6. The method of claim 1, further comprising:
generating temporal consistency information based on the relighted image; and
generating an additional relighted image based on the temporal consistency information, wherein the relighted image and the additional relighted image comprise consecutive frames of a video.
7. The method of claim 1, wherein generating the relighted image comprises:
generating a preliminary relighted image; and
generating a refined image based on the object image and the preliminary relighted image, wherein the refined image includes a detail from the object image that is absent from the preliminary relighted image.
8. The method of claim 1, further comprising:
obtaining a background image, wherein the relighted image depicts the object from the object image in a scene from the background image, and wherein the lighting in the relighted image is based at least in part on the background image.
9. A method for training a machine learning model, the method comprising:
obtaining a training set including a training image and a target lighting indicator;
detecting a surface normal map of the training image; and
training, using the training set, a lighting estimation model, to generate a shading map with lighting based on the target lighting indicator and the surface normal map.
10. The method of claim 9, wherein training the lighting estimation model comprises:
generating an output image based on the surface normal map and the target lighting indicator;
computing a reconstruction loss based on the output image and the training image; and
updating parameters of the lighting estimation model based on the reconstruction loss.

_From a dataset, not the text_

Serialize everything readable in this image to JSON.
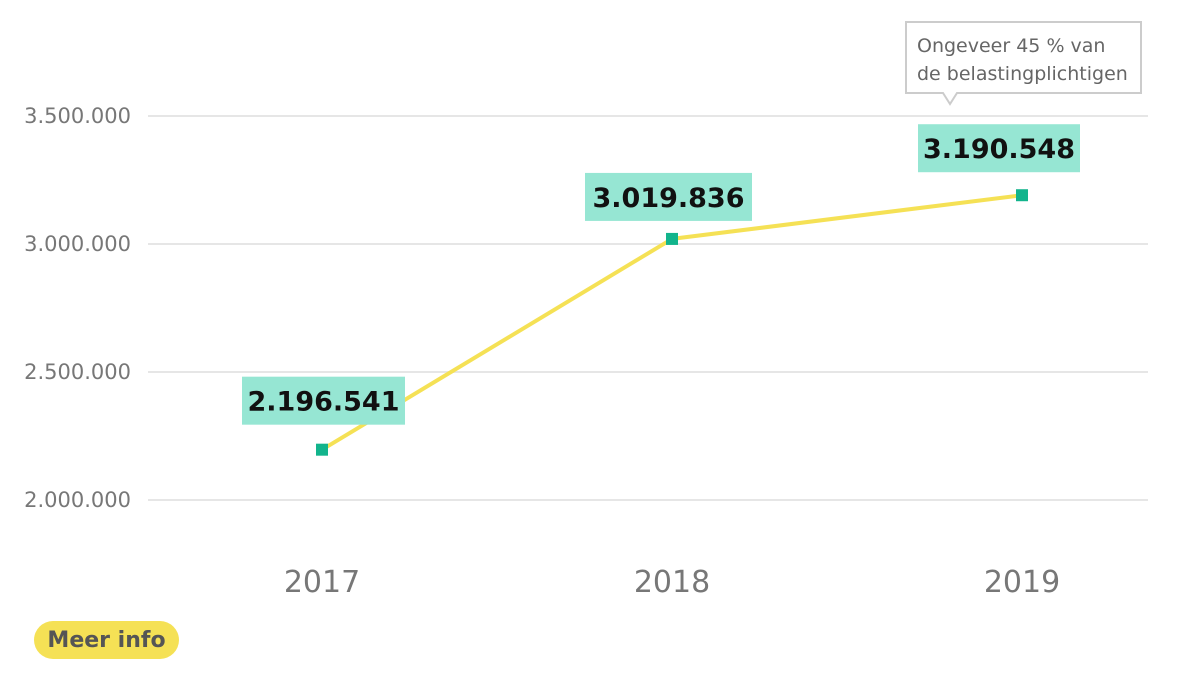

11. The method of claim 9, wherein training the lighting estimation model comprises:
computing a perceptual loss; and
updating parameters of the lighting estimation model based on the perceptual loss.
12. The method of claim 9, wherein training the lighting estimation model comprises:
computing an adversarial loss; and
updating parameters of the lighting estimation model based on the adversarial loss.
13. The method of claim 9, further comprising:
training an image generation model to generate a relighted image based on the shading map.
14. The method of claim 13, further comprising:
training a motion encoder of the image generation model to generate temporal consistency information based on the relighted image, wherein the image generation model uses the temporal consistency information to generate temporally consistent image frames.
15. The method of claim 14, further comprising:
computing a noise contrastive estimation loss that optimizes a latent space for temporally related image frames, wherein the image generation model is trained based on the noise contrastive estimation loss.
16. A system for image generation, comprising:
at least one memory;
at least one processor executing instructions stored in the at least one memory;
a lighting estimation model comprising lighting estimation parameters stored in the at least one memory, the lighting estimation model trained to generate a shading map based on an object image and a target lighting indicator; and
an image generation model comprising image generation parameters stored in the at least one memory, the image generation model trained to generate a relighted image based on the object image and the shading map, wherein the relighted image depicts an object from the object image with lighting based on the target lighting indicator.
17. The system of claim 16, wherein the image generation model further comprises:
a lighting encoder configured to encode the shading map to obtain lighting control information.
18. The system of claim 16, wherein the image generation model further comprises:
a base encoder configured to encode lighting control information and the object image to obtain latent image features.
19. The system of claim 16, wherein the image generation model further comprises:
a motion encoder trained to generate temporal consistency information based on the relighted image.
20. The system of claim 16, the system further comprising:
a refinement model configured to generate a refined image based on the object image and a preliminary relighted image.